What e-commerce funding options and rates are available for drinks brands with D2C and Shopify revenue?
Members have identified a handful of specialist e-commerce funding providers that lend against Shopify and Amazon revenue. Here are the options discussed: - **Wayflyer** — mentioned for PPC spend funding; appears to be an active choice for members - **Outfund** — flagged as a potential option (member sought experiences with the provider) - **Shopify Capital** — offers lines of credit at approximately 10% interest - **A 6% line-of-credit product** — one member reported accessing this rate to fund D2C and Amazon revenue, paid out of Shopify and Amazon sales; they asked if others had seen better rates Members noted that the 6% option "seems like a good deal" relative to alternatives, though Shopify Capital's 10% rate is also available.

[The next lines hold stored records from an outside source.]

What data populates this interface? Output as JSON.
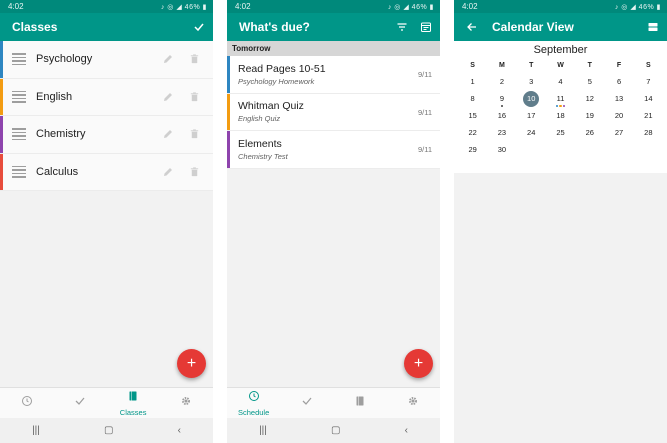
{
  "status": {
    "time": "4:02",
    "indicators": "♪ ◎ ◢ 46% ▮"
  },
  "classes_screen": {
    "title": "Classes",
    "confirm_icon": "check-icon",
    "classes": [
      {
        "name": "Psychology",
        "color": "#2e86c1"
      },
      {
        "name": "English",
        "color": "#f39c12"
      },
      {
        "name": "Chemistry",
        "color": "#8e44ad"
      },
      {
        "name": "Calculus",
        "color": "#e74c3c"
      }
    ],
    "fab_label": "+",
    "nav": [
      {
        "label": "",
        "icon": "clock-icon",
        "active": false
      },
      {
        "label": "",
        "icon": "check-icon",
        "active": false
      },
      {
        "label": "Classes",
        "icon": "book-icon",
        "active": true
      },
      {
        "label": "",
        "icon": "gear-icon",
        "active": false
      }
    ]
  },
  "due_screen": {
    "title": "What's due?",
    "section": "Tomorrow",
    "items": [
      {
        "title": "Read Pages 10-51",
        "subtitle": "Psychology Homework",
        "date": "9/11",
        "color": "#2e86c1"
      },
      {
        "title": "Whitman Quiz",
        "subtitle": "English Quiz",
        "date": "9/11",
        "color": "#f39c12"
      },
      {
        "title": "Elements",
        "subtitle": "Chemistry Test",
        "date": "9/11",
        "color": "#8e44ad"
      }
    ],
    "fab_label": "+",
    "nav": [
      {
        "label": "Schedule",
        "icon": "clock-icon",
        "active": true
      },
      {
        "label": "",
        "icon": "check-icon",
        "active": false
      },
      {
        "label": "",
        "icon": "book-icon",
        "active": false
      },
      {
        "label": "",
        "icon": "gear-icon",
        "active": false
      }
    ]
  },
  "calendar_screen": {
    "title": "Calendar View",
    "month": "September",
    "weekdays": [
      "S",
      "M",
      "T",
      "W",
      "T",
      "F",
      "S"
    ],
    "start_offset": 0,
    "days": 30,
    "selected_day": 10,
    "event_dots": {
      "9": [
        "#424242"
      ],
      "11": [
        "#2e86c1",
        "#f39c12",
        "#8e44ad"
      ]
    }
  },
  "colors": {
    "primary": "#009688",
    "status_bar": "#00897b",
    "accent": "#e53935",
    "selected_day": "#607d8b"
  }
}
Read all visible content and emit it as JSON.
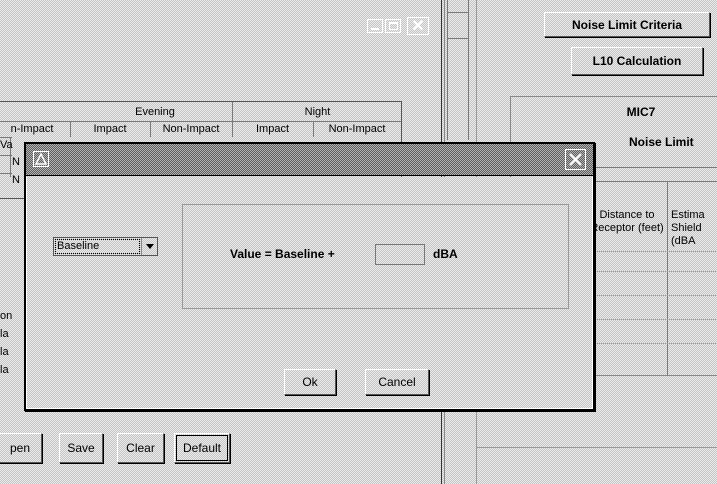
{
  "left_window": {
    "table": {
      "group_headers": [
        "Evening",
        "Night"
      ],
      "column_headers": [
        "n-Impact",
        "Impact",
        "Non-Impact",
        "Impact",
        "Non-Impact"
      ],
      "left_fragments": [
        "Va",
        "N",
        "N"
      ],
      "lower_fragments": [
        "on",
        "la",
        "la",
        "la"
      ]
    },
    "buttons": {
      "open": "pen",
      "save": "Save",
      "clear": "Clear",
      "default": "Default"
    }
  },
  "right_window": {
    "noise_limit_criteria": "Noise Limit Criteria",
    "l10_calculation": "L10 Calculation",
    "station": "MIC7",
    "noise_limit": "Noise Limit",
    "col_distance": "Distance to Receptor (feet)",
    "col_estimate": "Estima Shield (dBA"
  },
  "dialog": {
    "dropdown_value": "Baseline",
    "formula_label": "Value = Baseline +",
    "value_input": "",
    "unit": "dBA",
    "ok_label": "Ok",
    "cancel_label": "Cancel"
  },
  "colors": {
    "face": "#d7d7d7",
    "shadow": "#555555",
    "highlight": "#ffffff"
  }
}
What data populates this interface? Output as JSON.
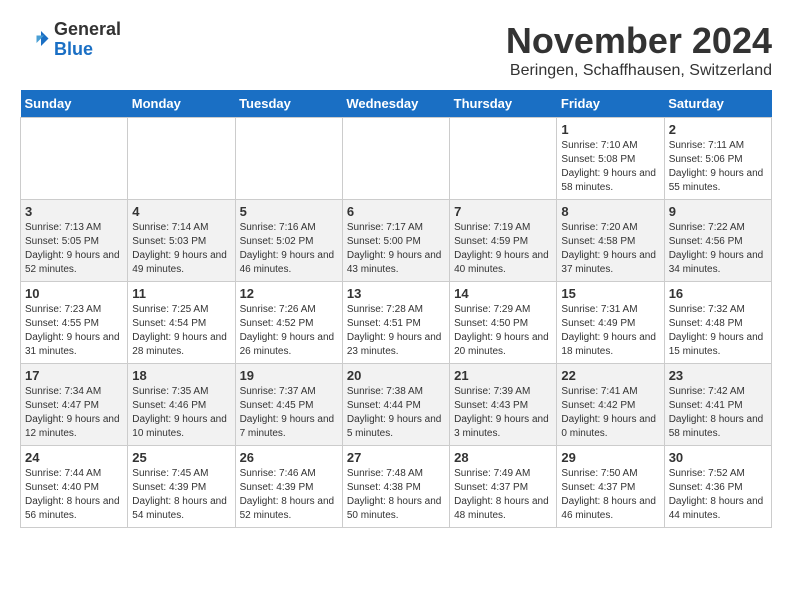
{
  "header": {
    "logo_general": "General",
    "logo_blue": "Blue",
    "month_title": "November 2024",
    "location": "Beringen, Schaffhausen, Switzerland"
  },
  "days_of_week": [
    "Sunday",
    "Monday",
    "Tuesday",
    "Wednesday",
    "Thursday",
    "Friday",
    "Saturday"
  ],
  "weeks": [
    [
      {
        "day": "",
        "info": ""
      },
      {
        "day": "",
        "info": ""
      },
      {
        "day": "",
        "info": ""
      },
      {
        "day": "",
        "info": ""
      },
      {
        "day": "",
        "info": ""
      },
      {
        "day": "1",
        "info": "Sunrise: 7:10 AM\nSunset: 5:08 PM\nDaylight: 9 hours and 58 minutes."
      },
      {
        "day": "2",
        "info": "Sunrise: 7:11 AM\nSunset: 5:06 PM\nDaylight: 9 hours and 55 minutes."
      }
    ],
    [
      {
        "day": "3",
        "info": "Sunrise: 7:13 AM\nSunset: 5:05 PM\nDaylight: 9 hours and 52 minutes."
      },
      {
        "day": "4",
        "info": "Sunrise: 7:14 AM\nSunset: 5:03 PM\nDaylight: 9 hours and 49 minutes."
      },
      {
        "day": "5",
        "info": "Sunrise: 7:16 AM\nSunset: 5:02 PM\nDaylight: 9 hours and 46 minutes."
      },
      {
        "day": "6",
        "info": "Sunrise: 7:17 AM\nSunset: 5:00 PM\nDaylight: 9 hours and 43 minutes."
      },
      {
        "day": "7",
        "info": "Sunrise: 7:19 AM\nSunset: 4:59 PM\nDaylight: 9 hours and 40 minutes."
      },
      {
        "day": "8",
        "info": "Sunrise: 7:20 AM\nSunset: 4:58 PM\nDaylight: 9 hours and 37 minutes."
      },
      {
        "day": "9",
        "info": "Sunrise: 7:22 AM\nSunset: 4:56 PM\nDaylight: 9 hours and 34 minutes."
      }
    ],
    [
      {
        "day": "10",
        "info": "Sunrise: 7:23 AM\nSunset: 4:55 PM\nDaylight: 9 hours and 31 minutes."
      },
      {
        "day": "11",
        "info": "Sunrise: 7:25 AM\nSunset: 4:54 PM\nDaylight: 9 hours and 28 minutes."
      },
      {
        "day": "12",
        "info": "Sunrise: 7:26 AM\nSunset: 4:52 PM\nDaylight: 9 hours and 26 minutes."
      },
      {
        "day": "13",
        "info": "Sunrise: 7:28 AM\nSunset: 4:51 PM\nDaylight: 9 hours and 23 minutes."
      },
      {
        "day": "14",
        "info": "Sunrise: 7:29 AM\nSunset: 4:50 PM\nDaylight: 9 hours and 20 minutes."
      },
      {
        "day": "15",
        "info": "Sunrise: 7:31 AM\nSunset: 4:49 PM\nDaylight: 9 hours and 18 minutes."
      },
      {
        "day": "16",
        "info": "Sunrise: 7:32 AM\nSunset: 4:48 PM\nDaylight: 9 hours and 15 minutes."
      }
    ],
    [
      {
        "day": "17",
        "info": "Sunrise: 7:34 AM\nSunset: 4:47 PM\nDaylight: 9 hours and 12 minutes."
      },
      {
        "day": "18",
        "info": "Sunrise: 7:35 AM\nSunset: 4:46 PM\nDaylight: 9 hours and 10 minutes."
      },
      {
        "day": "19",
        "info": "Sunrise: 7:37 AM\nSunset: 4:45 PM\nDaylight: 9 hours and 7 minutes."
      },
      {
        "day": "20",
        "info": "Sunrise: 7:38 AM\nSunset: 4:44 PM\nDaylight: 9 hours and 5 minutes."
      },
      {
        "day": "21",
        "info": "Sunrise: 7:39 AM\nSunset: 4:43 PM\nDaylight: 9 hours and 3 minutes."
      },
      {
        "day": "22",
        "info": "Sunrise: 7:41 AM\nSunset: 4:42 PM\nDaylight: 9 hours and 0 minutes."
      },
      {
        "day": "23",
        "info": "Sunrise: 7:42 AM\nSunset: 4:41 PM\nDaylight: 8 hours and 58 minutes."
      }
    ],
    [
      {
        "day": "24",
        "info": "Sunrise: 7:44 AM\nSunset: 4:40 PM\nDaylight: 8 hours and 56 minutes."
      },
      {
        "day": "25",
        "info": "Sunrise: 7:45 AM\nSunset: 4:39 PM\nDaylight: 8 hours and 54 minutes."
      },
      {
        "day": "26",
        "info": "Sunrise: 7:46 AM\nSunset: 4:39 PM\nDaylight: 8 hours and 52 minutes."
      },
      {
        "day": "27",
        "info": "Sunrise: 7:48 AM\nSunset: 4:38 PM\nDaylight: 8 hours and 50 minutes."
      },
      {
        "day": "28",
        "info": "Sunrise: 7:49 AM\nSunset: 4:37 PM\nDaylight: 8 hours and 48 minutes."
      },
      {
        "day": "29",
        "info": "Sunrise: 7:50 AM\nSunset: 4:37 PM\nDaylight: 8 hours and 46 minutes."
      },
      {
        "day": "30",
        "info": "Sunrise: 7:52 AM\nSunset: 4:36 PM\nDaylight: 8 hours and 44 minutes."
      }
    ]
  ]
}
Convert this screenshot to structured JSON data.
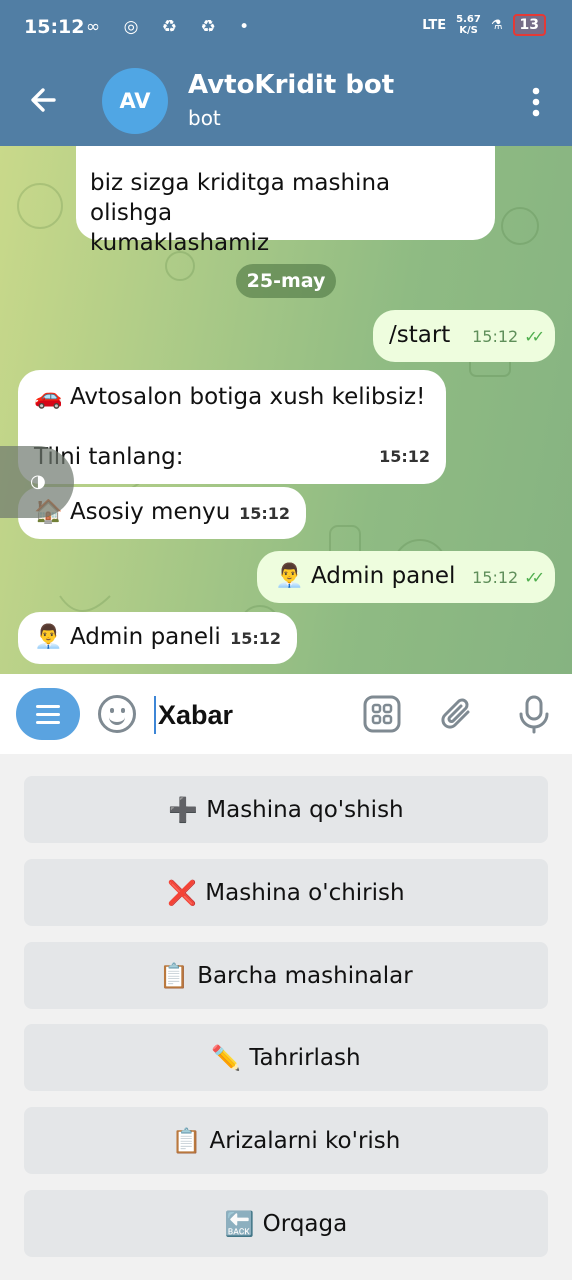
{
  "status_bar": {
    "time": "15:12",
    "icons": "∞ ◎ ♻ ♻ •",
    "net_speed_top": "5.67",
    "net_speed_bottom": "K/S",
    "lte": "LTE",
    "battery": "13"
  },
  "header": {
    "avatar_initials": "AV",
    "title": "AvtoKridit bot",
    "subtitle": "bot",
    "back_icon": "arrow-left-icon",
    "menu_icon": "more-vertical-icon"
  },
  "messages": [
    {
      "dir": "in",
      "text_line1": "biz sizga kriditga mashina olishga",
      "text_line2": "kumaklashamiz"
    },
    {
      "dir": "out",
      "text": "/start",
      "time": "15:12"
    },
    {
      "dir": "in",
      "emoji": "🚗",
      "text_line1": "Avtosalon botiga xush kelibsiz!",
      "text_line2": "Tilni tanlang:",
      "time": "15:12"
    },
    {
      "dir": "in",
      "emoji": "🏠",
      "text": "Asosiy menyu",
      "time": "15:12"
    },
    {
      "dir": "out",
      "emoji": "👨‍💼",
      "text": "Admin panel",
      "time": "15:12"
    },
    {
      "dir": "in",
      "emoji": "👨‍💼",
      "text": "Admin paneli",
      "time": "15:12"
    }
  ],
  "date_chip": "25-may",
  "side_handle_icon": "◑",
  "input": {
    "placeholder": "Xabar"
  },
  "keyboard": [
    {
      "icon": "➕",
      "label": "Mashina qo'shish"
    },
    {
      "icon": "❌",
      "label": "Mashina o'chirish"
    },
    {
      "icon": "📋",
      "label": "Barcha mashinalar"
    },
    {
      "icon": "✏️",
      "label": "Tahrirlash"
    },
    {
      "icon": "📋",
      "label": "Arizalarni ko'rish"
    },
    {
      "icon": "🔙",
      "label": "Orqaga"
    }
  ],
  "colors": {
    "header": "#517ea4",
    "accent": "#5aa3e0",
    "bubble_out": "#eefdde",
    "check": "#4fae4e"
  }
}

No other providers or rates were detailed in the discussion. The group appeared less familiar with these options overall (one member requested a "101"), suggesting this is an emerging area of interest for the community.
What are the key considerations when evaluating e-commerce revenue-based financing versus traditional invoice financing for drinks brands?
Revenue-based financing (RBF) can work for e-commerce sales, but members' experience suggests it's only worthwhile under specific conditions. The headline APR rates (3–4%) are misleading because repayment is fast; the effective cost is much higher once you account for the quick payback schedule. **When RBF makes sense:** - Only viable if D2C/e-commerce represents 25% or more of your sales and you're actively cash-strapped - Works best when traditional cash flow is tight and you need immediate liquidity **When traditional invoice financing is better:** - If D2C is a smaller portion of revenue (e.g. 5%), invoice financing on larger B2B orders is more cost-effective - Particularly attractive if your B2B customers (grocers, etc.) have long payment terms (e.g. 90 days); the financing cost is justified by the extended payback period - Offers better economics on larger invoice values **Key caveat:** The quoted APR on RBF deals is not directly comparable to traditional financing APR because of the compressed repayment timeframe. Crunch the actual numbers on repayment speed and total cost before committing.